Cantor Gaming boss Lee Amaitis (pictured) may be caught up in the investigation that led to the company’s former VP of risk Mike Colbert pleading guilty last month to accepting illegal wagers. Colbert was one of 25 individuals indicted last October in an operation targeting Curaçao-licensed online sportsbook Pinnacle Sports. Originally charged with conspiracy, money laundering and enterprise corruption, Colbert agreed to plead guilty to a single felony conspiracy charge late last month, according to documents unsealed on Wednesday and viewed by the Las Vegas Review-Journal. Colbert will be sentenced Dec. 9.
On Tuesday, word surfaced that the charges filed against Colbert by the Queens County, New York district attorney had been dismissed and his case referred to federal prosecutors in the Eastern District of New York, who’d filed their own charges against Colbert in August. In pleading guilty to conspiracy, Colbert admitted knowing ‘runners’ were placing wagers with Nevada-based Cantor sportsbooks on behalf of a Queens-based illegal betting operation known as the ‘Jersey Boys,’ whose leader is known to law enforcement, according to US Attorney Loretta Lynch.

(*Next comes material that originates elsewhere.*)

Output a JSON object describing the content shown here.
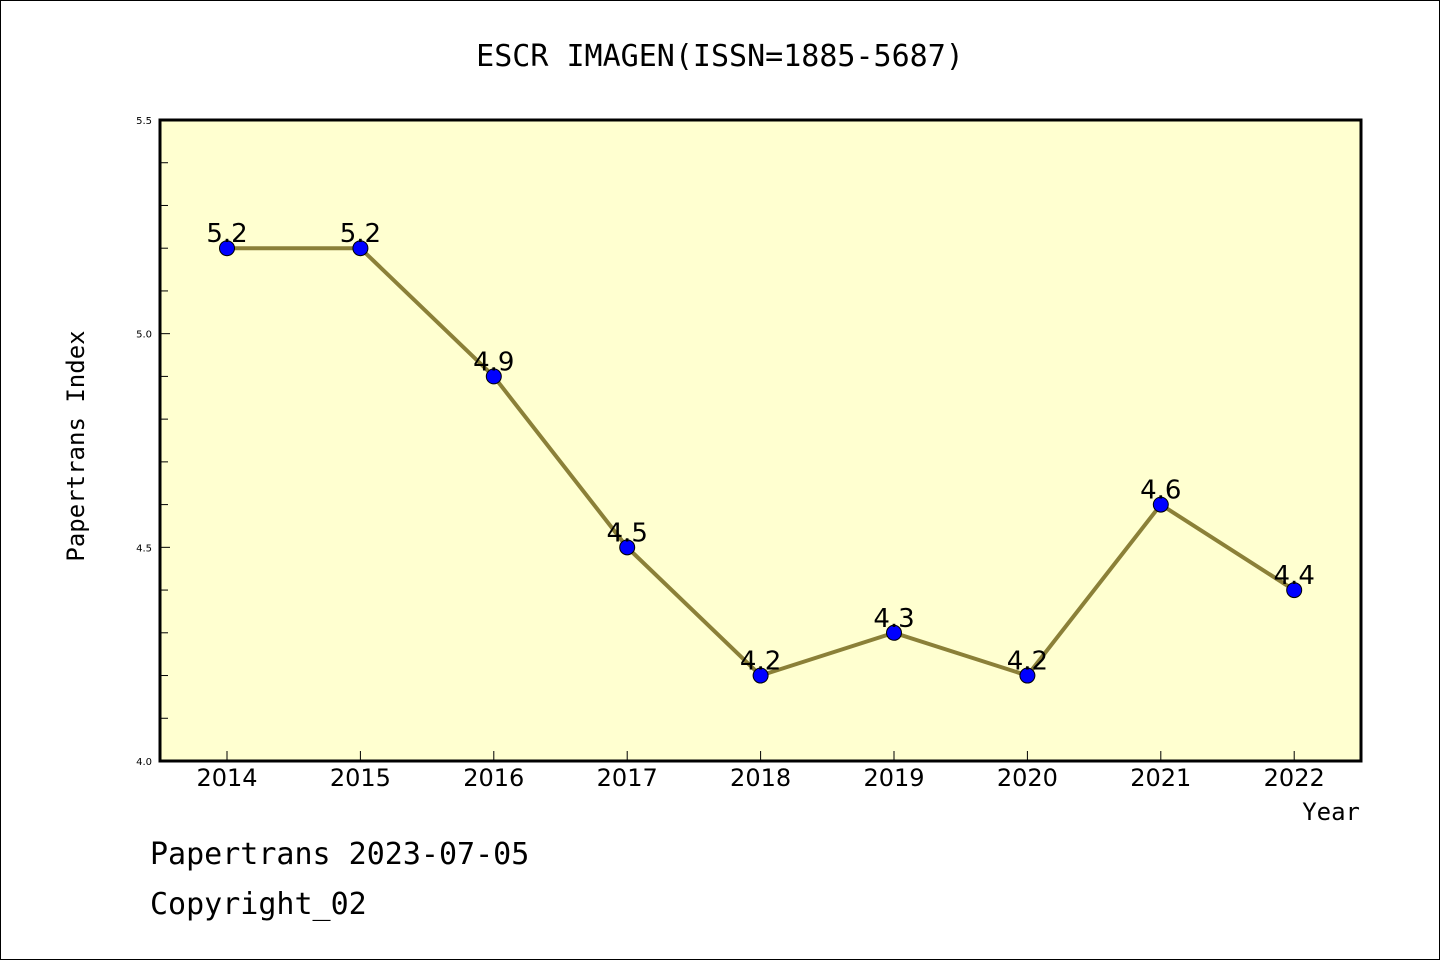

Nevada law prohibits the use of such paid bettors, also known as ‘messenger’ bettors. Federal prosecutors apparently had Colbert dead to rights after claiming he was overheard telling an underling to ask the Jersey Boys’ leader if the runner could withdraw money from a Cantor account that was listed under the runner’s name but which actually belonged to the Boys’ leader. Colbert was also alleged to have recruited a runner to place wagers for the Boys.

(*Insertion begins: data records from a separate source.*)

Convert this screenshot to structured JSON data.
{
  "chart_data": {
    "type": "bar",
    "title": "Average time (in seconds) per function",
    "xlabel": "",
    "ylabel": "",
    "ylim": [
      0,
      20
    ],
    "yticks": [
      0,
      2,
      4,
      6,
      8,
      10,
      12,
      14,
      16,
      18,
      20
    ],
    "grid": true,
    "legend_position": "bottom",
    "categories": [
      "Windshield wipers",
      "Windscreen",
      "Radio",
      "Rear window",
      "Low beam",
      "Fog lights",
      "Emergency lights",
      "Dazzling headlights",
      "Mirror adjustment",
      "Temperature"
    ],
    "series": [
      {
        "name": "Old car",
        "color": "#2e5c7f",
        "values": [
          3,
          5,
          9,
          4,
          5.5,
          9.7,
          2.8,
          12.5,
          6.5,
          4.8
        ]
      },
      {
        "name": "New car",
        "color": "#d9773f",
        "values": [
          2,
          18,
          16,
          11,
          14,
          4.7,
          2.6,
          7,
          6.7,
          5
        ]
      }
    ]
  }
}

Colbert claimed his motivation for accepting the runner bets was his desire to offset large wagers placed with Cantor books by high-stakes bettors. Cantor was recently singled out for praise by mega-bettor Billy Walters, who said they were alone among Nevada sportsbooks in not being afraid to take larger action. (Walters had even higher praise for international online sportsbooks, some of which he credited with being willing to accept more action than all the Vegas books combined.)

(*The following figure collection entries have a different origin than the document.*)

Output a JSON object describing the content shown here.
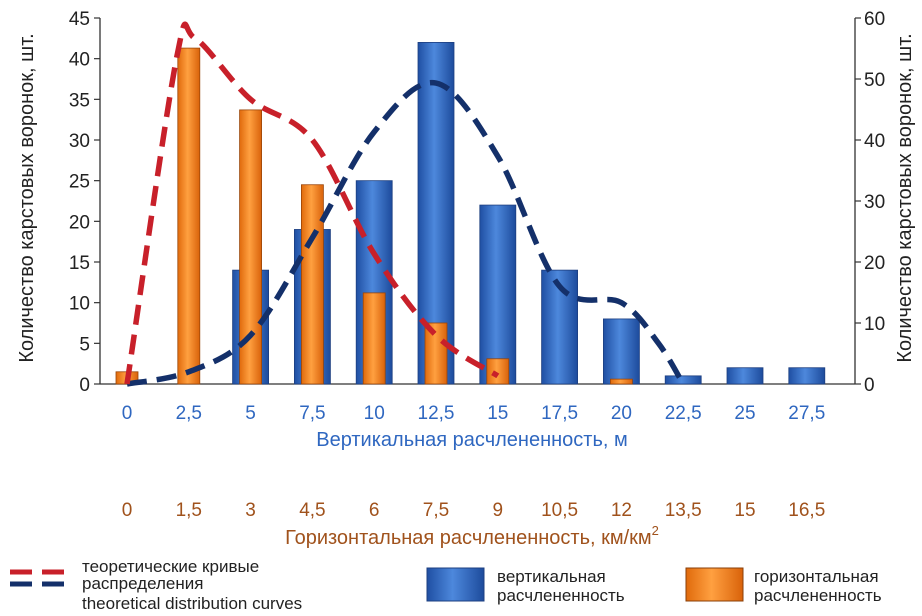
{
  "chart_data": {
    "type": "bar",
    "categories_vertical": [
      "0",
      "2,5",
      "5",
      "7,5",
      "10",
      "12,5",
      "15",
      "17,5",
      "20",
      "22,5",
      "25",
      "27,5"
    ],
    "categories_horizontal": [
      "0",
      "1,5",
      "3",
      "4,5",
      "6",
      "7,5",
      "9",
      "10,5",
      "12",
      "13,5",
      "15",
      "16,5"
    ],
    "xlabel_vertical": "Вертикальная расчлененность, м",
    "xlabel_horizontal": "Горизонтальная расчлененность, км/км",
    "xlabel_horizontal_sup": "2",
    "ylabel_left": "Количество карстовых воронок, шт.",
    "ylabel_right": "Количество карстовых воронок, шт.",
    "ylim_left": [
      0,
      45
    ],
    "yticks_left": [
      0,
      5,
      10,
      15,
      20,
      25,
      30,
      35,
      40,
      45
    ],
    "ylim_right": [
      0,
      60
    ],
    "yticks_right": [
      0,
      10,
      20,
      30,
      40,
      50,
      60
    ],
    "series": [
      {
        "name": "вертикальная расчлененность",
        "axis": "left",
        "color": "#2f67c0",
        "values": [
          0,
          0,
          14,
          19,
          25,
          42,
          22,
          14,
          8,
          1,
          2,
          2
        ]
      },
      {
        "name": "горизонтальная расчлененность",
        "axis": "left",
        "color": "#f7821e",
        "values": [
          1.5,
          41.3,
          33.7,
          24.5,
          11.2,
          7.5,
          3.1,
          0,
          0.6,
          0,
          0,
          0
        ]
      }
    ],
    "curves": [
      {
        "name": "theoretical-curve-vertical",
        "color": "#14306a",
        "x_index": [
          0,
          1,
          2,
          3,
          4,
          5,
          6,
          7,
          8,
          8.6,
          9
        ],
        "y": [
          0,
          1.5,
          6,
          18,
          31,
          37,
          28,
          12,
          10,
          5,
          0
        ]
      },
      {
        "name": "theoretical-curve-horizontal",
        "color": "#c8202a",
        "x_index": [
          0,
          0.8,
          1.1,
          2,
          3,
          4,
          5,
          6
        ],
        "y": [
          0,
          40,
          42.5,
          35,
          30,
          16,
          6,
          1
        ]
      }
    ],
    "legend": {
      "curves_label_line1": "теоретические кривые",
      "curves_label_line2": "распределения",
      "curves_label_en": "theoretical distribution curves",
      "vertical_line1": "вертикальная",
      "vertical_line2": "расчлененность",
      "horizontal_line1": "горизонтальная",
      "horizontal_line2": "расчлененность",
      "placement": "bottom"
    }
  }
}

Colbert is said to be cooperating with federal prosecutors in their ongoing investigation, which the Wall Street Journal’s Alexandra Berzon reported might include Amaitis and other top Cantor execs. A former bond trader, Amaitis has a colorful past, having been arrested in 1986 for his involvement in what the New York Times called “a multimillion-dollar drug ring that was peddling cocaine at Wall Street firms.” Amaitis managed to plead the charge down to possession, for which he received a $5k fine and a year’s probation.
A person with knowledge of the situation told Berzon that Cantor wasn’t aware of any investigation into anyone other than Colbert. Nevada gaming regulators are currently conducting their own investigation into how far up the Cantor Gaming ladder Colbert’s activities may have reached. That investigation is supposedly nearing its completion.